Susie and I have fallen into a rather pleasant routine. I take my early morning three mile walk, getting back before 8 am. Then she goes to her 8:15 exercise class, and at 8:45, when the class ends, I am waiting for her and we go twenty feet to the café, where we split a muffin and have some coffee. Then I drive us back to our building. This saves Susie the walk home, which she finds too taxing after the exercise class. Some mornings [but not all], Sam Ligon takes the exercise class and then comes to the café as well. Sam is the Chair of the Council of the Residents’ Association, which in the little world of Carolina Meadows is a big deal.

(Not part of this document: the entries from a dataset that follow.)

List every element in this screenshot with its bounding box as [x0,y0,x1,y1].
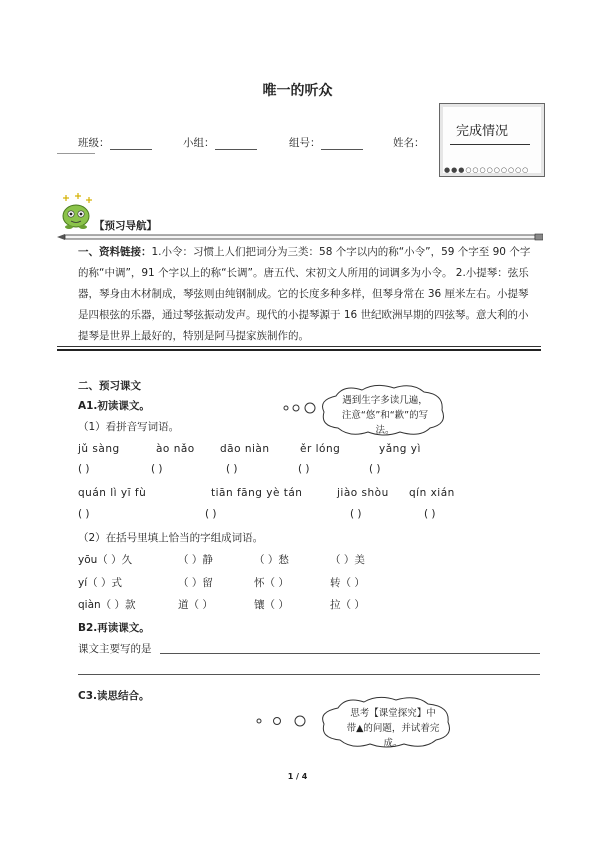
stamp-decoration: ●●●○○○○○○○○○ [444,166,530,174]
b2-prompt: 课文主要写的是 [78,643,152,655]
pinyin-item: jǔ sàng [78,443,120,455]
pinyin-item: quán lì yī fù [78,487,147,499]
group-blank[interactable] [215,137,257,150]
pinyin-item: ěr lóng [300,443,341,455]
fill-item[interactable]: 转（ ） [330,577,365,589]
b2-heading: B2.再读课文。 [78,622,150,634]
materials-text: 1.小令：习惯上人们把词分为三类：58 个字以内的称“小令”，59 个字至 90 个字的称“中调”，91 个字以上的称“长调”。唐五代、宋初文人所用的词调多为小令。 2.小提琴：弦乐器，琴身由木材制成，琴弦则由纯钢制成。它的长度多种多样，但琴身常在 36 厘米左右。小提琴是四根弦的乐器，通过琴弦振动发声。现代的小提琴源于 16 世纪欧洲早期的四弦琴。意大利的小提琴是世界上最好的，特别是阿马提家族制作的。 [78,246,531,342]
divider-thick [57,349,541,351]
preview-nav-heading: 【预习导航】 [94,220,157,232]
answer-bracket[interactable]: ( ) [205,508,217,520]
answer-bracket[interactable]: ( ) [226,463,238,475]
fill-item[interactable]: 拉（ ） [330,599,365,611]
fill-item[interactable]: yí（ ）式 [78,577,122,589]
divider [57,346,541,347]
answer-line[interactable] [160,653,540,654]
fill-item[interactable]: 镶（ ） [254,599,289,611]
answer-bracket[interactable]: ( ) [78,463,90,475]
group-label: 小组： [183,137,215,149]
number-field[interactable] [289,135,363,150]
answer-line[interactable] [78,674,540,675]
fill-item[interactable]: 怀（ ） [254,577,289,589]
answer-bracket[interactable]: ( ) [78,508,90,520]
answer-bracket[interactable]: ( ) [424,508,436,520]
question-2-label: （2）在括号里填上恰当的字组成词语。 [78,532,264,544]
fill-item[interactable]: yōu（ ）久 [78,554,133,566]
section-heading: 二、预习课文 [78,380,141,392]
pinyin-item: dāo niàn [220,443,270,455]
answer-bracket[interactable]: ( ) [298,463,310,475]
materials-lead: 一、资料链接： [78,246,152,258]
class-field[interactable] [78,135,152,150]
pinyin-item: ào nǎo [156,443,195,455]
pinyin-item: yǎng yì [379,443,421,455]
name-blank[interactable] [57,153,95,154]
c3-heading: C3.读思结合。 [78,690,150,702]
page-number: 1 / 4 [287,772,308,781]
completion-stamp [439,103,545,177]
pinyin-item: qín xián [409,487,455,499]
group-field[interactable] [183,135,257,150]
answer-bracket[interactable]: ( ) [369,463,381,475]
question-1-label: （1）看拼音写词语。 [78,421,180,433]
pinyin-item: tiān fāng yè tán [211,487,303,499]
fill-item[interactable]: （ ）静 [178,554,213,566]
materials-paragraph [78,242,538,347]
class-blank[interactable] [110,137,152,150]
fill-item[interactable]: （ ）留 [178,577,213,589]
fill-item[interactable]: （ ）愁 [254,554,289,566]
page-title: 唯一的听众 [262,83,333,99]
a1-heading: A1.初读课文。 [78,400,150,412]
number-label: 组号： [289,137,321,149]
answer-bracket[interactable]: ( ) [350,508,362,520]
cloud-tip-2: 思考【课堂探究】中带▲的问题，并试着完成。 [346,708,440,749]
pencil-divider-icon [57,232,543,242]
stamp-text: 完成情况 [456,124,509,139]
thought-dots-icon [255,713,311,732]
pinyin-item: jiào shòu [337,487,389,499]
mascot-icon [56,193,96,231]
number-blank[interactable] [321,137,363,150]
stamp-line [450,144,530,145]
name-label: 姓名： [393,137,425,149]
fill-item[interactable]: 道（ ） [178,599,213,611]
cloud-tip-1: 遇到生字多读几遍，注意“悠”和“歉”的写法。 [341,395,429,436]
fill-item[interactable]: qiàn（ ）款 [78,599,136,611]
fill-item[interactable]: （ ）美 [330,554,365,566]
class-label: 班级： [78,137,110,149]
answer-bracket[interactable]: ( ) [151,463,163,475]
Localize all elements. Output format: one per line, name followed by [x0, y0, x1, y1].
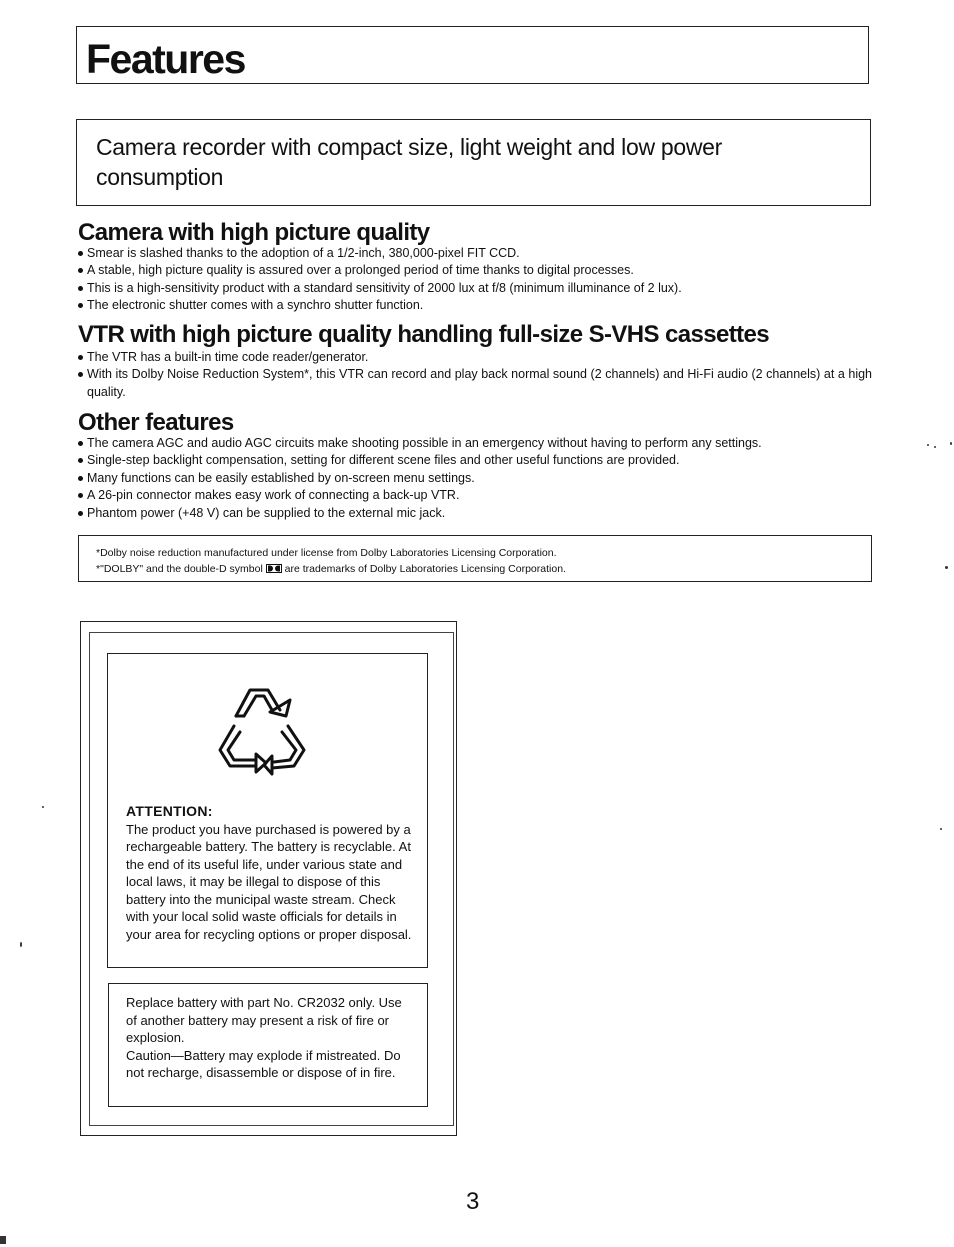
- dolby-note-line2: [96, 561, 871, 577]
- list-item: Phantom power (+48 V) can be supplied to the external mic jack.: [78, 505, 872, 522]
- list-item: Many functions can be easily established by on-screen menu settings.: [78, 470, 872, 487]
- dolby-note-line1: *Dolby noise reduction manufactured under license from Dolby Laboratories Licensing Corporation.: [96, 547, 557, 559]
- scan-speck: [927, 444, 929, 446]
- bullet-list-other: [78, 435, 872, 522]
- intro-box: [76, 119, 871, 206]
- list-item: With its Dolby Noise Reduction System*, this VTR can record and play back normal sound (2 channels) and Hi-Fi audio (2 channels) at a high quality.: [78, 366, 872, 401]
- dolby-note: [78, 535, 872, 582]
- bullet-list-vtr: [78, 349, 872, 401]
- dolby-note-line2-pre: *"DOLBY" and the double-D symbol: [96, 563, 263, 575]
- attention-text: [126, 803, 416, 943]
- page-number: 3: [466, 1188, 480, 1215]
- section-heading-other: Other features: [78, 409, 234, 436]
- scan-speck: [934, 446, 936, 448]
- list-item: This is a high-sensitivity product with a standard sensitivity of 2000 lux at f/8 (minimum illuminance of 2 lux).: [78, 280, 872, 297]
- list-item: The electronic shutter comes with a synchro shutter function.: [78, 297, 872, 314]
- battery-warning-line2: Caution—Battery may explode if mistreated. Do not recharge, disassemble or dispose of in fire.: [126, 1047, 401, 1080]
- intro-text: Camera recorder with compact size, light weight and low power consumption: [96, 134, 722, 190]
- list-item: The VTR has a built-in time code reader/generator.: [78, 349, 872, 366]
- battery-warning-text: [126, 994, 416, 1082]
- attention-body: The product you have purchased is powered by a rechargeable battery. The battery is recyclable. At the end of its useful life, under various state and local laws, it may be illegal to dispose of this battery into the municipal waste stream. Check with your local solid waste officials for details in your area for recycling options or proper disposal.: [126, 821, 412, 942]
- dolby-note-line2-post: are trademarks of Dolby Laboratories Licensing Corporation.: [284, 563, 566, 575]
- title-box: [76, 26, 869, 84]
- list-item: A 26-pin connector makes easy work of connecting a back-up VTR.: [78, 487, 872, 504]
- list-item: Single-step backlight compensation, setting for different scene files and other useful functions are provided.: [78, 452, 872, 469]
- list-item: The camera AGC and audio AGC circuits make shooting possible in an emergency without having to perform any settings.: [78, 435, 872, 452]
- section-heading-vtr: VTR with high picture quality handling full-size S-VHS cassettes: [78, 321, 770, 348]
- page-title: Features: [86, 36, 245, 82]
- bullet-list-camera: [78, 245, 872, 315]
- section-heading-camera: Camera with high picture quality: [78, 219, 430, 246]
- attention-heading: ATTENTION:: [126, 803, 213, 819]
- double-d-icon: [266, 562, 282, 571]
- scan-speck: [950, 442, 952, 445]
- battery-warning-line1: Replace battery with part No. CR2032 only. Use of another battery may present a risk of fire or explosion.: [126, 995, 402, 1045]
- list-item: A stable, high picture quality is assured over a prolonged period of time thanks to digital processes.: [78, 262, 872, 279]
- scan-speck: [940, 828, 942, 830]
- scan-speck: [42, 806, 44, 808]
- scan-speck: [0, 1236, 6, 1244]
- recycle-icon: [206, 676, 316, 784]
- scan-speck: [20, 942, 22, 947]
- list-item: Smear is slashed thanks to the adoption of a 1/2-inch, 380,000-pixel FIT CCD.: [78, 245, 872, 262]
- scan-speck: [945, 566, 948, 569]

As I saw Sam this morning sitting across the way in the café, I was reminded of a distinction introduced by C. Wright Mills in his splendid 1956 book The Power Elite, between local elites and national elites. Wright observed that in many towns and small cities, there was a double social and economic hierarchy. On the one hand, there were the local bigwigs, the mayor, the president of the local bank, the head of a local manufacturing business, maybe the minister of the local church. On the other hand, there were middle level executives running local branches of large national or international corporations. The first group constituted the local elite, the second were fragments of a national elite. Each group looked down on the other, as one can imagine.
Much the same distinction, I noticed long ago, can be drawn in the faculties on university campuses. Some of the professors view their home institution merely as a paycheck and a job, spending little or no time going to department meetings and never dreaming of putting themselves forward for chairmanships, deanships, or other locally important positions. Their orientation is completely to the national or international elite of their academic fields. Their attention is focused on professional meetings, lecture gigs, journal reviews, and such. Others on the campus take on administrative positions, chair committees, start programs, and in general act like what Mills calls local elites.
I have always been a member of the local elite wherever I have taught, save during my seven years at Columbia. I have started and run programs, sat on committees, taken on administrative tasks when departments or deans were insane enough to assign them to me. At the same time, I have shunned annual meetings of the American Philosophical Association and forty years ago pretty much stopped reviewing books and publishing journal articles.
And here I am, at eighty-five, living in a retirement community and serving as the Precinct Representative of Building 5, sitting on the Council Sam chairs!